In un discorso di ringraziamento per il premio che mi viene oggi conferito non posso non ricordare gli studiosi italiani verso i quali ho un profondo debito intellettuale: Eugenio Garin, storico della filosofia e grande studioso del Rinascimento con il quale mi sono laureato nel 1946 e del quale sono stato per molti anni collega alla Facoltà di Lettere di Firenze; Antonio Banfi, del quale sono stato assistente a Milano fra il 1948 e il 1956, allievo di Husserl e autore di una splendida biografia galileiana pubblicata nel 1930; infine Ludovico Geymonat e Giulio Preti, frequentando i quali ho finito per capire che anche i disaccordi più radicali possono avere una funzione importante nella formazione di uno studioso.

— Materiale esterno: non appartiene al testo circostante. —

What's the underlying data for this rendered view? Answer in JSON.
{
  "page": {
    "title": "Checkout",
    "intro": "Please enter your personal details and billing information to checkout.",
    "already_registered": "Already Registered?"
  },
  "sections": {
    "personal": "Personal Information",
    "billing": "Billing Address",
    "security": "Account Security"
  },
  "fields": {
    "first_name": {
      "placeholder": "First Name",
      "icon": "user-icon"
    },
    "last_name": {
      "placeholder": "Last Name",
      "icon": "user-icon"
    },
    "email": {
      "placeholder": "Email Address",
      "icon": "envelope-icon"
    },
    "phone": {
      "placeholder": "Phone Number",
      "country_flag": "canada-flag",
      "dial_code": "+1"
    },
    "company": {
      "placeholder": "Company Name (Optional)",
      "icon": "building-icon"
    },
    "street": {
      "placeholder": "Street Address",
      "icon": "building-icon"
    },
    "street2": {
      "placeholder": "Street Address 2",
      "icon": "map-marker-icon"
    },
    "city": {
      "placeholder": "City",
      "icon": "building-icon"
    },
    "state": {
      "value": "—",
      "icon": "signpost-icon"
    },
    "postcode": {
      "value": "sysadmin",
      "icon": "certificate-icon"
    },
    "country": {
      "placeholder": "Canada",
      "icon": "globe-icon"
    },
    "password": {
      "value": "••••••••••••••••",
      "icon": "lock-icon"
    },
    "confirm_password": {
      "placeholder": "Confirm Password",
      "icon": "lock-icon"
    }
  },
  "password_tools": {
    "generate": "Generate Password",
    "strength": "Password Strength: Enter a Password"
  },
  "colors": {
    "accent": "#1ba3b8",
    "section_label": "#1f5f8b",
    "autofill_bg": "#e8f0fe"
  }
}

Poi ci sono i maestri e i colleghi di altri paesi – molti dei quali ho avuto la fortuna di conoscere e frequentare – dai quali ho imparato cose essenziali che soprattutto riguardano il modo di lavorare, di percepire e di affrontare i problemi. Che senso può avere trasformare una lunga esperienza di vita e di quotidiano lavoro in un arido elenco di nomi? Ma ognuno di questi nomi rappresenta per la mia vita intellettuale qualcosa di insostituibile e di decisivo. Accogliendo il premio che mi avete attribuito esprimo la mia gratitudine per il grande lavoro che hanno svolto Mary Hesse, Mirko Grmek, Alexandre Koyré, Thomas Kuhn, Arthur O. Lovejoy, Walter Pagel, Jacques Roger, Frances A. Yates nonché per il lavoro che continuano a svolgere Jean Starobinski e Brian Vickers.